Responding to the 'Religiously Unaffiliated' in the Clinical Encounter: The Case of Miracle Invocations
Kelly Turner, MA, Saint Louis University, St. Louis, MO
Clinicians frequently encounter situations in which patients’ or families’ spiritual beliefs produce conflicts with the secular metaphysic of biomedicine—for example, when a patient or family invokes hope for divine intervention (i.e., a miracle) in requests to withhold or withdraw life sustaining treatment. Correspondingly, scholars of clinical ethics including theologians, clinicians, and philosophers have produced a plethora of publications that characterize those who invoke miracles and prescribe appropriate ways for clinicians to respond to these invocations. The vast majority of this literature, however, addresses only patients whose religious beliefs can be judged against a particular tradition, such as Sulmasy’s “clinical-pastoral approach” to miracle invocators and Bibler, Shinall, and Stahl’s 4-part taxonomy intended for “Christian miracle invocators.” This literature is largely silent on the question of how clinicians should engage patients and families who believe in a divine entity and invoke miracles, but nonetheless identify as having no formal religious affiliation—despite the fact that an increasing portion of the American population falls into this category. In this paper, then, I use the miracle invocation literature to demonstrate how scholarly clinical ethics harnesses a particular conception of “religion” that assumes a) allegiance to a particular religious community and b) accountability to a set of religious tenets or doctrines.
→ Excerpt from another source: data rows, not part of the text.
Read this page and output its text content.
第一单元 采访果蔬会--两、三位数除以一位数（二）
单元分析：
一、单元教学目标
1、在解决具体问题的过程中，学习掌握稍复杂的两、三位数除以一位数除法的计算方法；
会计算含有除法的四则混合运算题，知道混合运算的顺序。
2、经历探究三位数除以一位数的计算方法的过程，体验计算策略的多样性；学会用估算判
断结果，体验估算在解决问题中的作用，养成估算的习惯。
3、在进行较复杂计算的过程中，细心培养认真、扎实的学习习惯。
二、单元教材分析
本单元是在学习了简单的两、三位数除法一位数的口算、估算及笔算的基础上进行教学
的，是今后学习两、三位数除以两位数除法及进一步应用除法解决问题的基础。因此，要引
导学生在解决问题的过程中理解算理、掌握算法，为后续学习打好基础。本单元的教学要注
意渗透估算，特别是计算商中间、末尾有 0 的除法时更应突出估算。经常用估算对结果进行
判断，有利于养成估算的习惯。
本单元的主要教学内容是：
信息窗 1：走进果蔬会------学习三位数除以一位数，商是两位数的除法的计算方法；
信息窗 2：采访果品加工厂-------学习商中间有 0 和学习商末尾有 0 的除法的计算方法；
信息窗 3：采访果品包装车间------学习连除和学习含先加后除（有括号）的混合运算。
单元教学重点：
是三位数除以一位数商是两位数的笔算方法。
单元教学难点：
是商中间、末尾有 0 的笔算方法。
The danger of this embedded conception of “religion” for the clinical setting, I argue, is that miracle invocators who are unaffiliated with a particular religious community will be categorically psychopathologized or dismissed as “inauthentic.” In the second part of the paper, I describe implications for practicing clinicians: (1) patients’ and/or families’ spiritual practices which are not embedded in particular religious traditions or communities may nonetheless form holistic, coherent metaphysical-moral worldviews deserving of clinicians’ recognition and engagement, and thus (2) the authenticity of these beliefs cannot be (solely) indexed to whether or not others share them. Though these “religiously unaffiliated” miracle invocators challenge the notion of “coherence” as “coherence with a tradition,” they encourage clinicians to respond to each patient and family’s attempt to seek coherence within their own worldview fractured by illness, guided by their unique, personal relationship to the divine.